OSCON: Wednesday Afternoon

In the afternoon, I went to more OSCON sessions. First, I went to [Nested Data Parallelism in Haskell](http://conferences.oreillynet.com/cs/os2007/view/e_sess/14014) by Simon Peyton-Jones, the same guy who gave the keynote talk I went to. This time, he was talking about extending the Haskell compiler to do data parallelism. Flat data parallelism is when a computation is split into chunks and processing distributed across processor. Nested data parallelism is where the depth and complexity of the algorithm depends on the data so it isn’t simple to split up. Flattening transformation can turn these problems into flat ones that can be chunked. Also, multiple steps can be fused together into single ones. The special syntax and [data parallel extensions](http://haskell.org/haskellwiki/GHC/Data_Parallel_Haskell) they wrote for the GHC allows the compiler to do these transformations. He pointed out that this is only possible with purely functional languages. He thinks that functional languages are the future for scaling to multiple cores.

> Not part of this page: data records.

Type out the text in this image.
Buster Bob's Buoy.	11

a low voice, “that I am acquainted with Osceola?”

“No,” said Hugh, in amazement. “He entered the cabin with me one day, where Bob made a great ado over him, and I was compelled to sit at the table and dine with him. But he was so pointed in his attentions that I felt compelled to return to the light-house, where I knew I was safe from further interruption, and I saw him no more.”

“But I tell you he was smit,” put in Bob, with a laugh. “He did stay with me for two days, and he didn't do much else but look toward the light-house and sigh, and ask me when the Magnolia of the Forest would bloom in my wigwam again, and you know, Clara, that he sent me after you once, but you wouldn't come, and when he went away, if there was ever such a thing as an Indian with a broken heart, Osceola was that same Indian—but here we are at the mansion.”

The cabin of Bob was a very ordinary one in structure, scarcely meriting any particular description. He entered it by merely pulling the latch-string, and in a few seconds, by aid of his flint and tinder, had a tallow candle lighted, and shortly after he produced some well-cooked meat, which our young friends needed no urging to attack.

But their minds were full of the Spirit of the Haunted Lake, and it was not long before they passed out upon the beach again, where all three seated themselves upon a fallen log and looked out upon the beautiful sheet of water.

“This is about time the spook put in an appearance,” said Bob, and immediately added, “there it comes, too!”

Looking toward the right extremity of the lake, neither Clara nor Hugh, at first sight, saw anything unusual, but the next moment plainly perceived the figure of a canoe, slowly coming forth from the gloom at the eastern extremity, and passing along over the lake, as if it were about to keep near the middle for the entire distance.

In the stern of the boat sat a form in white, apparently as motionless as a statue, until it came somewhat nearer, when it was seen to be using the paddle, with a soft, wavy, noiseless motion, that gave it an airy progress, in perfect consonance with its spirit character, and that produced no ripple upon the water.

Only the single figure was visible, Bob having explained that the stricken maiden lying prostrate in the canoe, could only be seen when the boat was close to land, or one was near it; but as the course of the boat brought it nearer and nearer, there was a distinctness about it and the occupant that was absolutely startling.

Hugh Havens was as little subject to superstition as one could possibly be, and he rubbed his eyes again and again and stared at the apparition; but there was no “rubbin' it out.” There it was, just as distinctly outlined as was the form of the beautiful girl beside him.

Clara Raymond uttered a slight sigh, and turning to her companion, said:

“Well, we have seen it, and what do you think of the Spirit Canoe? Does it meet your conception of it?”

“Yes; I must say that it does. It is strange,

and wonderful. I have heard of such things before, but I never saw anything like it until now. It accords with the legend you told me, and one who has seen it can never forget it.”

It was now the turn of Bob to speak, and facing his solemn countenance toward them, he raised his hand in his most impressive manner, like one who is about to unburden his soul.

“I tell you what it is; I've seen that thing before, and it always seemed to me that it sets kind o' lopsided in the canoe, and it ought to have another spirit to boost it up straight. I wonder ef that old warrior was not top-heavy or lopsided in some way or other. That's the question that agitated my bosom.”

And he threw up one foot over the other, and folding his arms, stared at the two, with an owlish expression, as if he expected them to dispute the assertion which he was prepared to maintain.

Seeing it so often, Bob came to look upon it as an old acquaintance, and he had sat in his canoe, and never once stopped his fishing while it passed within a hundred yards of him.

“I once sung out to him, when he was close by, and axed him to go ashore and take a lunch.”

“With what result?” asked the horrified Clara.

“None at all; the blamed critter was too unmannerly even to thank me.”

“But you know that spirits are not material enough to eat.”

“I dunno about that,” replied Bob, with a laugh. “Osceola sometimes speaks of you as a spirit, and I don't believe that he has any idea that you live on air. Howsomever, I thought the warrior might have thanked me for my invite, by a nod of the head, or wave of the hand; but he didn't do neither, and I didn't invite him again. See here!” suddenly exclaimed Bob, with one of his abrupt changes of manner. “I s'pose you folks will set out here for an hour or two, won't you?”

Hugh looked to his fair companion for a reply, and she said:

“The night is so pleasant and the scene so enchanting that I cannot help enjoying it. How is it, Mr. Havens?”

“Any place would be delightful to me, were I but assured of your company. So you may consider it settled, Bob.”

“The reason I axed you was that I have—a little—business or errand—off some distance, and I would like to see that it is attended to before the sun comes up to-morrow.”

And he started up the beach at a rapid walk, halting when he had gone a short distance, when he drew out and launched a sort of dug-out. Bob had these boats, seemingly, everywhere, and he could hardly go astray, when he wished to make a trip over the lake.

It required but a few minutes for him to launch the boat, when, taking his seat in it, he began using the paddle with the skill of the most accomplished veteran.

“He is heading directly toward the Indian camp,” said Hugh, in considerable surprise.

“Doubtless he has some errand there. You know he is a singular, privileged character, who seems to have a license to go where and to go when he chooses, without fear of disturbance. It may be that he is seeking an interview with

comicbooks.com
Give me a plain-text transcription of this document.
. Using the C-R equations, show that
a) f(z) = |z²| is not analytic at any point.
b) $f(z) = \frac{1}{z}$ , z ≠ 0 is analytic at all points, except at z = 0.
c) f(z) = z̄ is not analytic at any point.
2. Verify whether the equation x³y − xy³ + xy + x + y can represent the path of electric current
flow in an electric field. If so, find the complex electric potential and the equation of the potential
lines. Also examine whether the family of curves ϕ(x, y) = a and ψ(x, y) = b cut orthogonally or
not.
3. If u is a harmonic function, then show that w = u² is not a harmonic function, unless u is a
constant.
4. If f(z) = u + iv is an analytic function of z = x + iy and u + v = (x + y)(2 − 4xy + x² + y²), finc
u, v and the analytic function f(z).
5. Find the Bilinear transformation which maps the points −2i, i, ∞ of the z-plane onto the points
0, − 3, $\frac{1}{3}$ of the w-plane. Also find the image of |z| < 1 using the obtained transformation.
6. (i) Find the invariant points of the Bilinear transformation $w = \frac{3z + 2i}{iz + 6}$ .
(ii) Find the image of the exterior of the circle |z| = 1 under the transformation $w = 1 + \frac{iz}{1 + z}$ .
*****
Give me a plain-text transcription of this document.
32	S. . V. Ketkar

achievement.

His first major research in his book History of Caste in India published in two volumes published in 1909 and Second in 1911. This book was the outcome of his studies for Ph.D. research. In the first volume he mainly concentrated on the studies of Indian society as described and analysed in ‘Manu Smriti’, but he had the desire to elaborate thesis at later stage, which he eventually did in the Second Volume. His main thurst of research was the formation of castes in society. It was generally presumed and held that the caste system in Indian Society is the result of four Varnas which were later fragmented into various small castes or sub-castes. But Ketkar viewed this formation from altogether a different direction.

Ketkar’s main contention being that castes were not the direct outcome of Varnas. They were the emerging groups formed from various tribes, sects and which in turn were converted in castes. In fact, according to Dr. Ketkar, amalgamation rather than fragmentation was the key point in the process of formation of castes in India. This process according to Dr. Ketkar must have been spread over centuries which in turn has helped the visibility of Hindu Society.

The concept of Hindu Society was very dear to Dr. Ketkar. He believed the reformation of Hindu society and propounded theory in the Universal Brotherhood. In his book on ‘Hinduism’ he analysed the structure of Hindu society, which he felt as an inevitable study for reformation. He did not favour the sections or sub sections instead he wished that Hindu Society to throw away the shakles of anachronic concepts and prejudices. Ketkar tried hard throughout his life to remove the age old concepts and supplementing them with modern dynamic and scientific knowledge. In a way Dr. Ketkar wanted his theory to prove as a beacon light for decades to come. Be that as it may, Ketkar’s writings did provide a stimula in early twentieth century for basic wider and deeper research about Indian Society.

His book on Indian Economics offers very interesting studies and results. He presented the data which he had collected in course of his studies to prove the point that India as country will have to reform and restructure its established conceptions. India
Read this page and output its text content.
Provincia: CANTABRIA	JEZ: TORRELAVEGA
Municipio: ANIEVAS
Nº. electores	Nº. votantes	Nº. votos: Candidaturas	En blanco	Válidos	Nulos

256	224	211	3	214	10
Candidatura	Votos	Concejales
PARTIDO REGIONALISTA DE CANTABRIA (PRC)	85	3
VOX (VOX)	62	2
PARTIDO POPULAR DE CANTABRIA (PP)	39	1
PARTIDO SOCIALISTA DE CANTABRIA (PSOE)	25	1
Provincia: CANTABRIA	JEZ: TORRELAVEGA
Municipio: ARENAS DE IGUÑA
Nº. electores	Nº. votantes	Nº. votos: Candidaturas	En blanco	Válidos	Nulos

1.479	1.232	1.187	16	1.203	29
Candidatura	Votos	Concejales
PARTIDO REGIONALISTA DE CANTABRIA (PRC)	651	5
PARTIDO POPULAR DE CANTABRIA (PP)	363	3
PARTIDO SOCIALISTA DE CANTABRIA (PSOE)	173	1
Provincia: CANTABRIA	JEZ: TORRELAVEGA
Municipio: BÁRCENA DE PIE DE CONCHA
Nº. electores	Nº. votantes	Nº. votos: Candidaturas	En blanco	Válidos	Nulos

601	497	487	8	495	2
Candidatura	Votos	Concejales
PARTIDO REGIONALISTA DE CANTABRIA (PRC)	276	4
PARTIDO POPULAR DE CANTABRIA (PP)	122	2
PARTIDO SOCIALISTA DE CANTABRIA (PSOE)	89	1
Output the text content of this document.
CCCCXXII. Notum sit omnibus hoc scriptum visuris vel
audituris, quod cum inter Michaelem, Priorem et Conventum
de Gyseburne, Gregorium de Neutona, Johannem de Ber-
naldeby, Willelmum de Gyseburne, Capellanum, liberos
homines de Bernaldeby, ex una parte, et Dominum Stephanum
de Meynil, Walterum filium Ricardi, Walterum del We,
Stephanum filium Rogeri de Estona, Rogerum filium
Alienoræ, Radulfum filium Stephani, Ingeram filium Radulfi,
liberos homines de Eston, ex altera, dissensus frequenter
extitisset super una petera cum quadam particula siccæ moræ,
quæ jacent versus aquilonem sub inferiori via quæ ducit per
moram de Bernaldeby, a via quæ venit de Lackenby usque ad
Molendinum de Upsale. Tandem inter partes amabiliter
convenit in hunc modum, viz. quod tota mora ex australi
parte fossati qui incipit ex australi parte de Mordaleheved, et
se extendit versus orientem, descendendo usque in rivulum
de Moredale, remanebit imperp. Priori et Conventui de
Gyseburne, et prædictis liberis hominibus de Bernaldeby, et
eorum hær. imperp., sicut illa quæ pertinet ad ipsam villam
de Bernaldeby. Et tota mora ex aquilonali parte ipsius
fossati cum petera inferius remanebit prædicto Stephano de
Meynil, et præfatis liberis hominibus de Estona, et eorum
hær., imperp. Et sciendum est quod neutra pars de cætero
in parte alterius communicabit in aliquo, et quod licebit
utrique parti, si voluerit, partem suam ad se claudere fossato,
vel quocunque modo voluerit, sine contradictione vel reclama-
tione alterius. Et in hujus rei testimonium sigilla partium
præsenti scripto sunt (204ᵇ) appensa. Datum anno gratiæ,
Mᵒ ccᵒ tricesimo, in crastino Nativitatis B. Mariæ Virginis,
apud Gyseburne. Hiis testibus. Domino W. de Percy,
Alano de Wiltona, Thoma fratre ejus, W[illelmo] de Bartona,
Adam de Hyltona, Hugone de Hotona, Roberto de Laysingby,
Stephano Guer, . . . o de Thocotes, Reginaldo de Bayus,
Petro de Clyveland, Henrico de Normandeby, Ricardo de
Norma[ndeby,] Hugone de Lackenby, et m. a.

Next, I went to [Hacking with (and on) Gears](http://conferences.oreillynet.com/cs/os2007/view/e_sess/14569) by Andy Boodman from Google. He talked about [Google Gears](http://gears.google.com/) a browser extension that supports offline applications written in Java. It adds a local server for caching files. A database module with embeds SQLite in the browser for local database storage. And a worker pool of threads for running background JavaScript tasks. He showed how these could be used to write an application, like the new Google Reader offline mode, that downloads the files, stores data locally, and synchronizes the data to the live site. The big problem left unanswered by the framework is the synchronization and conflict resolution problems. I thought it was interesting that the pieces were generally useful JavaScript extensions that would be useful outside of offline apps.

Next, I went to [Hecl: Open Source Scripting for Mobile Phones](http://conferences.oreillynet.com/cs/os2007/view/e_sess/12403) by David Welton. [Hecl](http://hecl.org) is a dynamic scripting language for mobile phones. It is interpreter, written in Java, and designed to run on J2ME. It has a very simple syntax based on Tcl. The interpreter runs in a tiny amount of space. It has support for making widgets and basic GUIs.

Finally, I went to [Using Puppet to Manage Your Network](http://conferences.oreillynet.com/cs/os2007/view/e_sess/13081) by Luke Kaines. I went to a talk on [Puppet](http://reductivelabs.com/trac/puppet) last year. This talk was much better since he talked about how Puppet works and how it could be used instead of vaguely talking about why it was useful. Puppet has definitely gotten some recognition since this talk was well attended. Most of the content was familiar to me from working with Puppet but I learned a couple of things about reporting changes and modules.